Reid, Durbin Open To Majority Vote To Beat Health Care Filibuster

Reid, Durbin Open To Majority Vote To Beat Health Care Filibuster

As Senate Majority Leader Harry Reid works to cobble together the 60 votes he needs to overcome an expected Republican attempt to block a floor vote on health care, there is still one powerful parliamentary weapon he could draw from his back pocket.

The process known as budget reconciliation only requires a simple majority -- and can not be filibustered -- meaning Reid (D-Nev.) would need only 50 Democrats plus a tie-breaking vote from Vice President Joe Biden to declare victory.

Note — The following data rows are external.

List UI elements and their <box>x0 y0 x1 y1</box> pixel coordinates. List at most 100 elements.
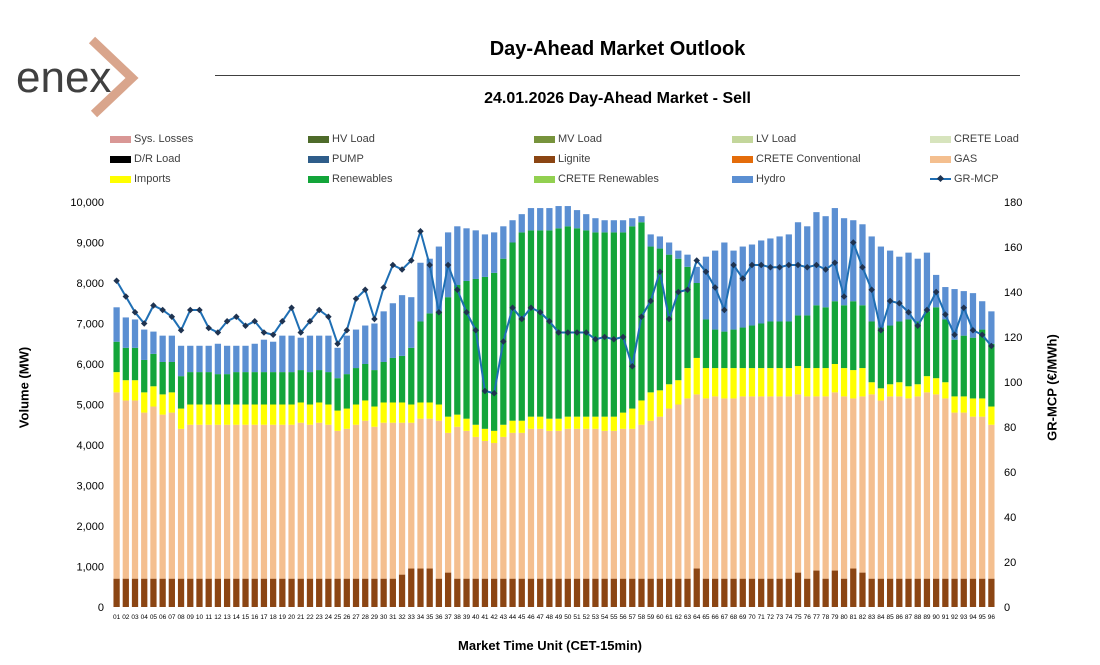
x-tick-label: 01 <box>113 614 121 621</box>
legend-line-marker <box>930 174 951 184</box>
gr-mcp-point <box>269 331 277 339</box>
bar-lignite <box>196 578 203 607</box>
bar-lignite <box>684 578 691 607</box>
bar-imports <box>979 398 986 417</box>
bar-lignite <box>472 578 479 607</box>
bar-gas <box>923 392 931 579</box>
gr-mcp-point <box>251 317 258 325</box>
bar-gas <box>739 396 746 579</box>
bar-gas <box>988 424 995 579</box>
bar-lignite <box>491 578 498 607</box>
bar-hydro <box>491 232 498 273</box>
bar-imports <box>684 368 691 399</box>
bar-gas <box>214 424 222 579</box>
bar-lignite <box>859 572 866 607</box>
bar-imports <box>840 368 848 397</box>
legend-label: Lignite <box>558 153 591 165</box>
gr-mcp-point <box>279 317 286 325</box>
legend-swatch <box>534 175 555 183</box>
bar-hydro <box>297 337 304 371</box>
bar-lignite <box>988 578 995 607</box>
bar-hydro <box>896 256 903 322</box>
x-tick-label: 55 <box>610 614 618 621</box>
legend-label: CRETE Conventional <box>756 153 861 165</box>
bar-renewables <box>141 359 148 393</box>
legend-label: Hydro <box>756 173 786 185</box>
y2-tick-label: 120 <box>1004 332 1022 344</box>
bar-imports <box>758 368 765 397</box>
bar-imports <box>509 420 516 433</box>
bar-gas <box>417 418 424 569</box>
bar-imports <box>767 368 774 397</box>
legend-label: CRETE Renewables <box>558 173 659 185</box>
bar-gas <box>933 394 940 579</box>
legend-swatch <box>308 155 329 163</box>
bar-lignite <box>214 578 222 607</box>
legend-label: HV Load <box>332 133 375 145</box>
x-tick-label: 81 <box>850 614 858 621</box>
bar-renewables <box>656 248 664 391</box>
y-tick-label: 7,000 <box>76 319 104 331</box>
legend-item: GR-MCP <box>930 172 999 186</box>
gr-mcp-point <box>196 306 203 314</box>
enex-logo: enex <box>14 34 149 124</box>
bar-gas <box>979 416 986 579</box>
bar-hydro <box>629 218 636 227</box>
bar-lignite <box>583 578 590 607</box>
bar-renewables <box>638 222 645 401</box>
bar-lignite <box>150 578 157 607</box>
bar-renewables <box>537 230 544 417</box>
bar-hydro <box>316 335 323 371</box>
bar-renewables <box>491 272 498 431</box>
gr-mcp-point <box>371 315 378 323</box>
x-tick-label: 82 <box>859 614 867 621</box>
bar-imports <box>325 404 332 425</box>
bar-hydro <box>417 262 424 322</box>
bar-imports <box>362 400 369 421</box>
gr-mcp-point <box>693 257 700 264</box>
y-axis-label: Volume (MW) <box>16 346 32 429</box>
x-tick-label: 72 <box>767 614 775 621</box>
bar-gas <box>886 396 894 579</box>
gr-mcp-point <box>619 333 627 341</box>
legend-item: Sys. Losses <box>110 132 193 146</box>
bar-gas <box>555 430 562 579</box>
bar-renewables <box>325 372 332 405</box>
x-tick-label: 58 <box>638 614 646 621</box>
bar-lignite <box>325 578 332 607</box>
bar-hydro <box>270 341 277 373</box>
bar-renewables <box>168 361 175 393</box>
bar-gas <box>334 430 341 579</box>
x-tick-label: 80 <box>840 614 848 621</box>
legend-label: LV Load <box>756 133 797 145</box>
bar-hydro <box>242 345 249 373</box>
bar-imports <box>205 404 212 425</box>
bar-gas <box>675 404 682 579</box>
bar-renewables <box>592 232 599 417</box>
bar-imports <box>491 430 498 443</box>
bar-gas <box>665 408 673 579</box>
bar-imports <box>500 424 507 437</box>
x-tick-label: 65 <box>702 614 710 621</box>
bar-imports <box>352 404 360 425</box>
gr-mcp-point <box>417 227 424 235</box>
bar-gas <box>205 424 212 579</box>
bar-gas <box>131 400 139 579</box>
bar-renewables <box>840 305 848 369</box>
bar-lignite <box>454 578 461 607</box>
bar-renewables <box>131 347 139 381</box>
x-tick-label: 79 <box>831 614 839 621</box>
bar-renewables <box>472 278 479 425</box>
bar-hydro <box>343 335 350 375</box>
bar-hydro <box>352 329 360 369</box>
bar-imports <box>546 418 553 431</box>
bar-lignite <box>638 578 645 607</box>
bar-hydro <box>942 287 949 320</box>
bar-renewables <box>583 230 590 417</box>
bar-imports <box>288 404 295 425</box>
bar-gas <box>472 436 479 579</box>
x-tick-label: 78 <box>822 614 830 621</box>
bar-renewables <box>177 376 185 409</box>
bar-gas <box>840 396 848 579</box>
gr-mcp-point <box>739 275 747 282</box>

Is he still considering going that way?

"Sure, it's always an option," Reid said after leaving his press conference Monday, when he announced that he'd be pushing forward with a public health insurance option with an opt-out provision that would give states the right not to participate.

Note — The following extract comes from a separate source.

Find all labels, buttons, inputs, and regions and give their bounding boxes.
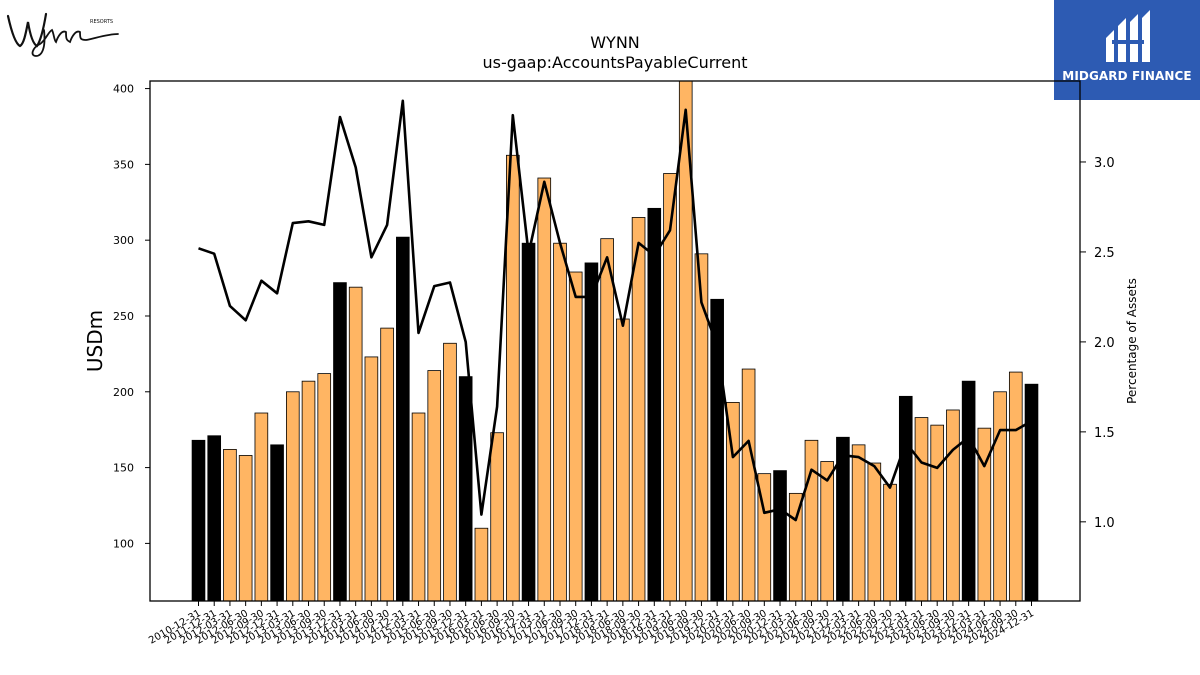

Reconciliation gained new relevance on Tuesday, when Sen. Joe Lieberman (I-Conn.) said that unless the public option is stripped out, he's prepared to join a GOP filibuster of the health care reform package. Without Lieberman, Democrats would only have 59 votes to end a filibuster -- one short.

Majority Whip Dick Durbin (D-Ill.), who is in charge of corralling and counting votes, also said that reconciliation is still being considered. "The failsafe on this is reconciliation," Durbin said. "I hope we don't reach it because you can only do a limited amount of things on reconciliation."

Durbin was referring to the Senate parliamentarian's ability to strip out parts of any bill going through the reconciliation process that don't have a direct impact on the budget. (More on reconciliation here.)

But reconciliation is also a club that Reid can swing at conservative Democrats and Lieberman.

If only 50 votes are needed, Lieberman becomes irrelevant, the most damning sentence that can be handed down to a Senator.

For evidence, just witness this week's fuming from Sen. Olympia Snowe (R-Maine), who was moved from the center of the debate to the periphery by Reid's decision to move ahead without her. (What would Reid have to change in the bill to win her back? "The whole thing," she snapped.)

Lieberman said he hopes that it won't come to reconciliation, but told reporters that the threat wouldn't change his vote.

"I hope not," he said, when asked if he thought Reid might go the simple-majority route. "But that possibility, which I think would be a mistake, is not enough to lead me to vote for something I think would be bad for the country and bad for the 180 or 200 million Americans who currently have health insurance."